Tav: prima dell'accordo di Firenze cosa sta accadendo a Bologna

Prima dell'accordo tra Ministero ed enti locali per sciogliere il nodo di Firenze, un reportage lungo il cantiere "cassone" di Bologna, tra disagi, crepe e tribunali

“Tutto questo in un tratto di strada che non arriva ad un chilometro”. Con queste parole Dino Schiavoni, presidente del Comitato via Carracci di Bologna, la via che lambisce il “cassone” in costruzione a Bologna che ospiterà la nuova stazione ed i binari sotterranei dell’Alta Velocità, illustra la situazione che si è andata creando negli ultimi sei anni. A Firenze il 3 agosto potrebbe essere siglato l’accordo tra Ministero delle infrastrutture, la Regione, la Provincia ed il Comune, che potrebbe, dopo anni di attese, mettere la parola fine a questa vicenda e dare il via libera definitivo si lavori.

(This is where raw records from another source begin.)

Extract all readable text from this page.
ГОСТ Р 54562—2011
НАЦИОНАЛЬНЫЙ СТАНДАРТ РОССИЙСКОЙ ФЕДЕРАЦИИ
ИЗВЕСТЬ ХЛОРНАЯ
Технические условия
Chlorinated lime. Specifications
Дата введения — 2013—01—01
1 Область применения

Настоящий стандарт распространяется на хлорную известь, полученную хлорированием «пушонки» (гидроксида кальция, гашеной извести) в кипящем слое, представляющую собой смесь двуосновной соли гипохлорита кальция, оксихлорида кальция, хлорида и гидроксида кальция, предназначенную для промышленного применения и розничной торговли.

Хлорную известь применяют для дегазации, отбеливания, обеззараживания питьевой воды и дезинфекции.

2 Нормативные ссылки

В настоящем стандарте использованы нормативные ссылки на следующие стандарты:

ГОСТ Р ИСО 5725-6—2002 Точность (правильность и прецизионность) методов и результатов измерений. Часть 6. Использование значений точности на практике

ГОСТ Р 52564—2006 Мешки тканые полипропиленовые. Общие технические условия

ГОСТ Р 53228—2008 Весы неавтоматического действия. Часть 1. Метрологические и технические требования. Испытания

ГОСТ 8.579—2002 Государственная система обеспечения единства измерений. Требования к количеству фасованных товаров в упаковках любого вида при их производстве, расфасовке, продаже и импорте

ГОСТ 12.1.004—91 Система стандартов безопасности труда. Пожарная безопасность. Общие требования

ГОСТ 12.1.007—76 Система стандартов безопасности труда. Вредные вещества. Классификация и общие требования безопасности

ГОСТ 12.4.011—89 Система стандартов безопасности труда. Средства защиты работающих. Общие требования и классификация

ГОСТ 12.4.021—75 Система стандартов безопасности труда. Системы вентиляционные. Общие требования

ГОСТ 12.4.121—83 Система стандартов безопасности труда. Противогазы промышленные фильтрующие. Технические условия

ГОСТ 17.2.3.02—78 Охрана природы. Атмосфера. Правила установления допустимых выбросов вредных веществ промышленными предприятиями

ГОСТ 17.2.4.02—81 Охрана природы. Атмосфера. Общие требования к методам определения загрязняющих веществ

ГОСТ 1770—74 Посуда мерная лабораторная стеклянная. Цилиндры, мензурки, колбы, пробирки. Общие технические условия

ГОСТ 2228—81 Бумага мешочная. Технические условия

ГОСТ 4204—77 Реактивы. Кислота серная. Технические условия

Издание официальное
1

Dall’ormai famoso tunnel che attraverserebbe Firenze da nord a sud alla realizzazione della stazione Foster compresi tutti quei lavori di adeguamento sia in superfice che nel sottosuolo: nuova circolazione, sottopassi, passerelle fluviali, attivazione o messa a nuovo di mini stazioni ed il people mover (la mini metro che collegherebbe direttamente Santa Maria Novella con la stazione Foster).

A pochi giorni da questa storica firma, siamo andati a vedere quello che è successo durante i lavori eseguiti per il transito dei treni velocissimi nel capoluogo emiliano (iniziati a marzo 2005), ed il suo punto nevralgico, via Carracci, zona Bolognina, non troppo distante dall’ombra della Torre degli Asinelli. Una via che costeggia i binari, alle spalle della stazione centrale. E lì che i lavori per la realizzazione dell’opera hanno procurato i maggiori danni. Fuori sembra tutto normale, se non ci fosse un'imponente barriera anti-rumore che si frappone tra il cantiere e la strada e se non si scorgessero due imponenti montacarichi blu che si stagliano nell’orizzonte. L’intonaco delle facciate dei palazzi è intonso, se non per qualche crepa del tempo. Il problema sta dentro, dentro le trombe degli stabili. Al civico tre per esempio, una volta oltrepassato il portone. Tutte le scale ed i solai dei piani sono sorretti e piantonati da un'architettura di grossi pali e le crepe in alcuni casi sono dei veri e propri spacchi strutturali. Così come al civico due di via Matteotti, all’angolo di via Carracci; stessi pali, stessi piantonamenti. I residenti degli appartamenti, 500 famiglie ed una trentina di attività commerciali, tutti in causa con Ferrovie e la ditta che sta eseguendo i lavori. C’è a chi è andata peggio, come alle famiglie del civico 6. Sei famiglie sono state evacuate così come le cinque attività commerciali che operavano in quello stabile ed una scuola privata che contava circa 200 studenti. Da un giorno all’altro, così, sono entrati i tecnici ed hanno sgomberato l’edificio.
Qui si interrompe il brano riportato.